Fender speelt de blues (1)
January 26, 2021 - February 28, 2021 - Just three years ago, things didn’t look so great for guitar maker Fender, facing plummeting figures and saddled with $246 million of debt. A year into a pandemic a guitar revival, especially among women, has triggered a surge in sales.
“We were looking over the edge of an abyss, frankly, and went into company preservation mode,” Fender Musical Instruments’ chief executive Andy Mooney told CNBC in October. The pandemic forced its network of bricks-and-mortar dealerships to close, and Fender shuttered its factories in California and Mexico.
Then in March, public health officials urged people to stay at home as much as possible to prevent the spread of the coronavirus. Fender saw a leap in users of its Fender Play online video platform for learning guitar, bass and ukulele.

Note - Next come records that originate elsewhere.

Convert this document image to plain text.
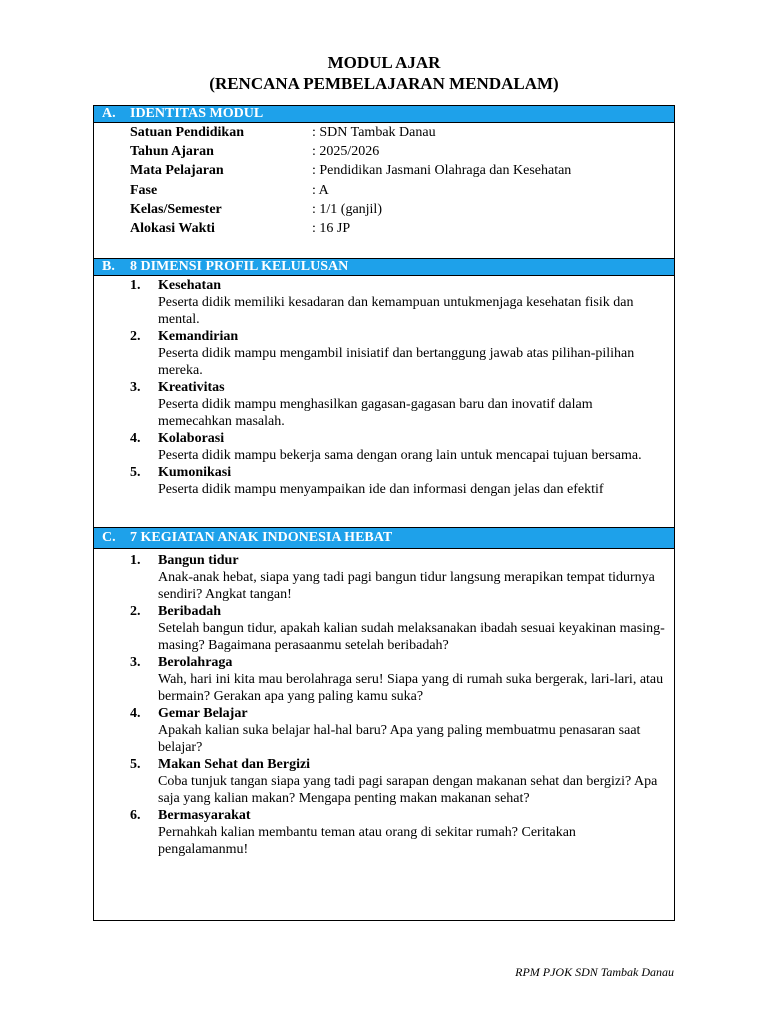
MODUL AJAR
(RENCANA PEMBELAJARAN MENDALAM)
A. IDENTITAS MODUL
Satuan Pendidikan	: SDN Tambak Danau
Tahun Ajaran	: 2025/2026
Mata Pelajaran	: Pendidikan Jasmani Olahraga dan Kesehatan
Fase	: A
Kelas/Semester	: 1/1 (ganjil)
Alokasi Wakti	: 16 JP
B. 8 DIMENSI PROFIL KELULUSAN
1. Kesehatan
Peserta didik memiliki kesadaran dan kemampuan untukmenjaga kesehatan fisik dan mental.
2. Kemandirian
Peserta didik mampu mengambil inisiatif dan bertanggung jawab atas pilihan-pilihan mereka.
3. Kreativitas
Peserta didik mampu menghasilkan gagasan-gagasan baru dan inovatif dalam memecahkan masalah.
4. Kolaborasi
Peserta didik mampu bekerja sama dengan orang lain untuk mencapai tujuan bersama.
5. Kumonikasi
Peserta didik mampu menyampaikan ide dan informasi dengan jelas dan efektif
C. 7 KEGIATAN ANAK INDONESIA HEBAT
1. Bangun tidur
Anak-anak hebat, siapa yang tadi pagi bangun tidur langsung merapikan tempat tidurnya sendiri? Angkat tangan!
2. Beribadah
Setelah bangun tidur, apakah kalian sudah melaksanakan ibadah sesuai keyakinan masing-masing? Bagaimana perasaanmu setelah beribadah?
3. Berolahraga
Wah, hari ini kita mau berolahraga seru! Siapa yang di rumah suka bergerak, lari-lari, atau bermain? Gerakan apa yang paling kamu suka?
4. Gemar Belajar
Apakah kalian suka belajar hal-hal baru? Apa yang paling membuatmu penasaran saat belajar?
5. Makan Sehat dan Bergizi
Coba tunjuk tangan siapa yang tadi pagi sarapan dengan makanan sehat dan bergizi? Apa saja yang kalian makan? Mengapa penting makan makanan sehat?
6. Bermasyarakat
Pernahkah kalian membantu teman atau orang di sekitar rumah? Ceritakan pengalamanmu!
RPM PJOK SDN Tambak Danau
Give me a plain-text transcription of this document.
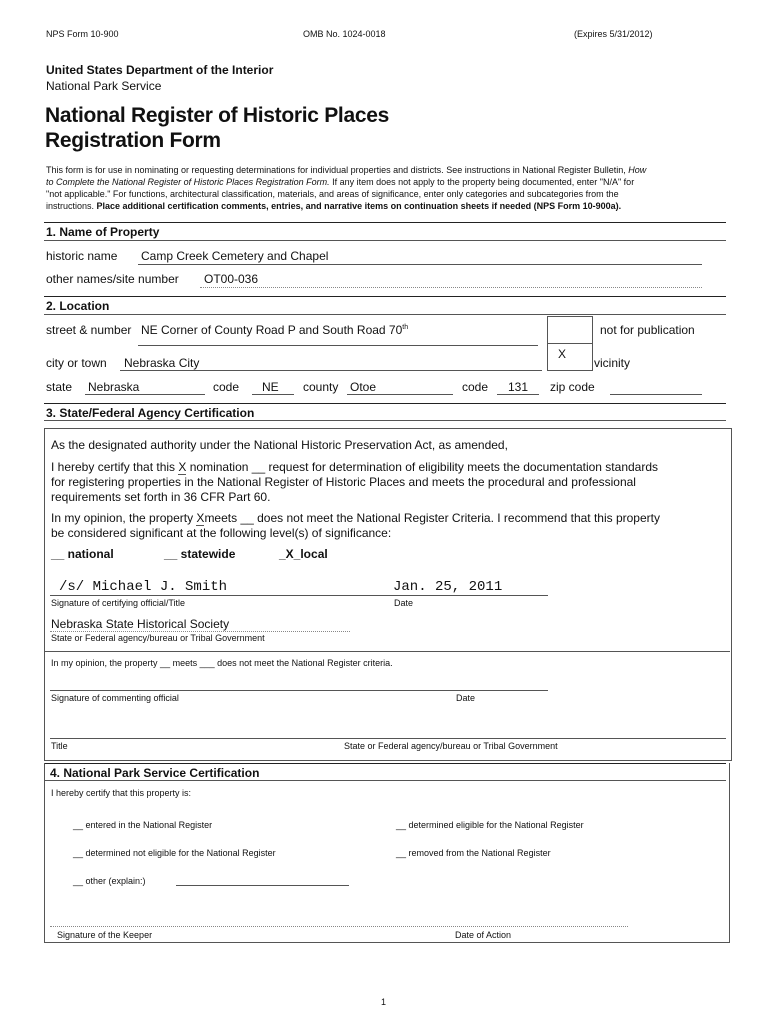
NPS Form 10-900	OMB No. 1024-0018	(Expires 5/31/2012)
United States Department of the Interior
National Park Service
National Register of Historic Places
Registration Form
This form is for use in nominating or requesting determinations for individual properties and districts. See instructions in National Register Bulletin, How
to Complete the National Register of Historic Places Registration Form. If any item does not apply to the property being documented, enter "N/A" for
"not applicable." For functions, architectural classification, materials, and areas of significance, enter only categories and subcategories from the
instructions. Place additional certification comments, entries, and narrative items on continuation sheets if needed (NPS Form 10-900a).
1. Name of Property
historic name Camp Creek Cemetery and Chapel
other names/site number OT00-036
2. Location
street & number NE Corner of County Road P and South Road 70th	not for publication
city or town Nebraska City
X
vicinity
state Nebraska	code NE county Otoe	code 131 zip code
3. State/Federal Agency Certification
As the designated authority under the National Historic Preservation Act, as amended,
I hereby certify that this X nomination __ request for determination of eligibility meets the documentation standards
for registering properties in the National Register of Historic Places and meets the procedural and professional
requirements set forth in 36 CFR Part 60.
In my opinion, the property Xmeets __ does not meet the National Register Criteria. I recommend that this property
be considered significant at the following level(s) of significance:
__ national	__ statewide	_X_local
/s/ Michael J. Smith	Jan. 25, 2011
Signature of certifying official/Title	Date
Nebraska State Historical Society
State or Federal agency/bureau or Tribal Government
In my opinion, the property __ meets ___ does not meet the National Register criteria.
Signature of commenting official	Date
Title	State or Federal agency/bureau or Tribal Government
4. National Park Service Certification
I hereby certify that this property is:
__ entered in the National Register	__ determined eligible for the National Register
__ determined not eligible for the National Register	__ removed from the National Register
__ other (explain:)
Signature of the Keeper	Date of Action
1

Fender Play’s user base shot to 930,000 from 150,000 between March and June.
Nearly 20 per cent of the newcomers were under 24, and 70 per cent were under 45, the company reported, with female users accounting for 45 per cent. “I never would have possibly predicted that,” said Mooney.

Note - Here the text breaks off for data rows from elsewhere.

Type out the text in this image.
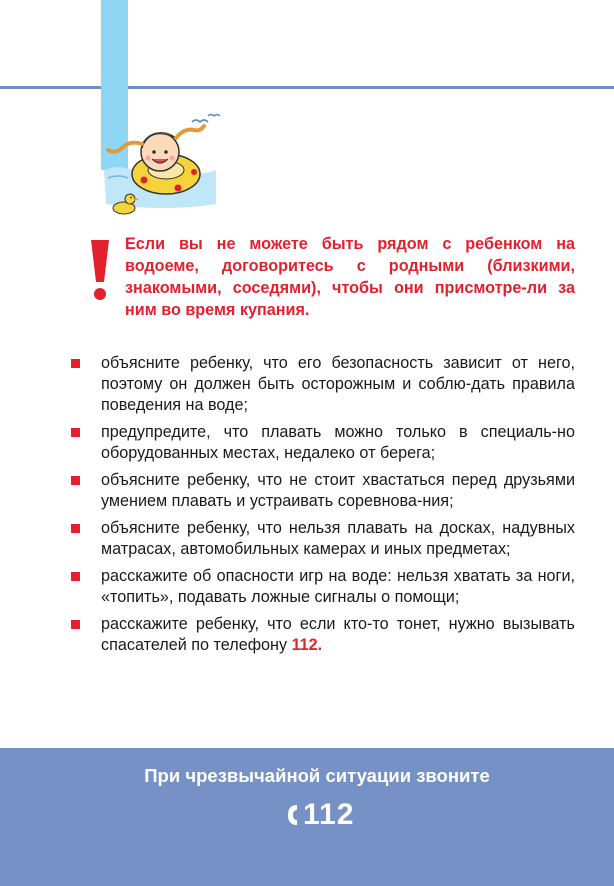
Если вы не можете быть рядом с ребенком на водоеме, договоритесь с родными (близкими, знакомыми, соседями), чтобы они присмотре-ли за ним во время купания.

объясните ребенку, что его безопасность зависит от него, поэтому он должен быть осторожным и соблю-дать правила поведения на воде;
предупредите, что плавать можно только в специаль-но оборудованных местах, недалеко от берега;
объясните ребенку, что не стоит хвастаться перед друзьями умением плавать и устраивать соревнова-ния;
объясните ребенку, что нельзя плавать на досках, надувных матрасах, автомобильных камерах и иных предметах;
расскажите об опасности игр на воде: нельзя хватать за ноги, «топить», подавать ложные сигналы о помощи;
расскажите ребенку, что если кто-то тонет, нужно вызывать спасателей по телефону 112.
При чрезвычайной ситуации звоните
112
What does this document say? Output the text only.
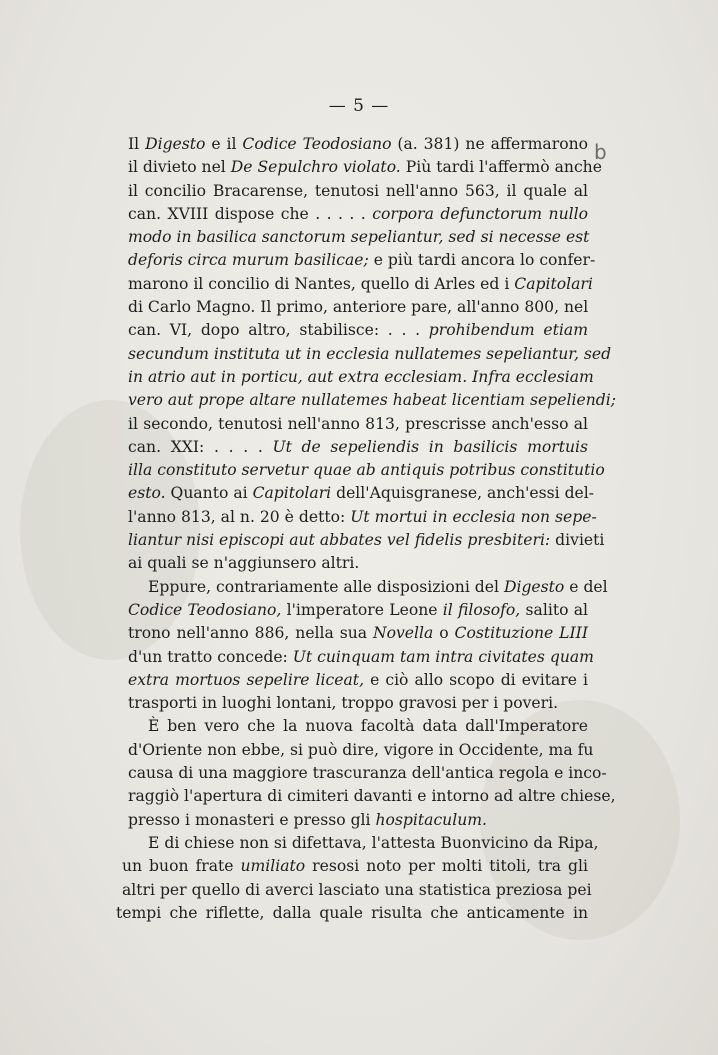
— 5 —
b
Il Digesto e il Codice Teodosiano (a. 381) ne affermarono
il divieto nel De Sepulchro violato. Più tardi l'affermò anche
il concilio Bracarense, tenutosi nell'anno 563, il quale al
can. XVIII dispose che . . . . . corpora defunctorum nullo
modo in basilica sanctorum sepeliantur, sed si necesse est
deforis circa murum basilicae; e più tardi ancora lo confer-
marono il concilio di Nantes, quello di Arles ed i Capitolari
di Carlo Magno. Il primo, anteriore pare, all'anno 800, nel
can. VI, dopo altro, stabilisce: . . . prohibendum etiam
secundum instituta ut in ecclesia nullatemes sepeliantur, sed
in atrio aut in porticu, aut extra ecclesiam. Infra ecclesiam
vero aut prope altare nullatemes habeat licentiam sepeliendi;
il secondo, tenutosi nell'anno 813, prescrisse anch'esso al
can. XXI: . . . . Ut de sepeliendis in basilicis mortuis
illa constituto servetur quae ab antiquis potribus constitutio
esto. Quanto ai Capitolari dell'Aquisgranese, anch'essi del-
l'anno 813, al n. 20 è detto: Ut mortui in ecclesia non sepe-
liantur nisi episcopi aut abbates vel fidelis presbiteri: divieti
ai quali se n'aggiunsero altri.
Eppure, contrariamente alle disposizioni del Digesto e del
Codice Teodosiano, l'imperatore Leone il filosofo, salito al
trono nell'anno 886, nella sua Novella o Costituzione LIII
d'un tratto concede: Ut cuinquam tam intra civitates quam
extra mortuos sepelire liceat, e ciò allo scopo di evitare i
trasporti in luoghi lontani, troppo gravosi per i poveri.
È ben vero che la nuova facoltà data dall'Imperatore
d'Oriente non ebbe, si può dire, vigore in Occidente, ma fu
causa di una maggiore trascuranza dell'antica regola e inco-
raggiò l'apertura di cimiteri davanti e intorno ad altre chiese,
presso i monasteri e presso gli hospitaculum.
E di chiese non si difettava, l'attesta Buonvicino da Ripa,
un buon frate umiliato resosi noto per molti titoli, tra gli
altri per quello di averci lasciato una statistica preziosa pei
tempi che riflette, dalla quale risulta che anticamente in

Simultaneously, Fender saw sales of its iconic Stratocasters, Telecasters, Jazzmasters, Precision basses and other guitars surge. Models selling for under $500 grew 92% from mid-March to mid-October -- most were acoustic guitars bought online by beginners. Sales of the recently introduced Acoustasonic Telecaster and Acoustasonic Stratocaster also spiked.
Fender’s bad fortunes have since turned upside down with 2020 seeing the most significant sales volume in Fender history. Sales are estimated to top $700 million says Mooney, an increase of 16.6 per cent from 2019’s $600 million. “We are anticipating 2021 being another record year,” Mooney predicts, “no matter how the pandemic plays out.”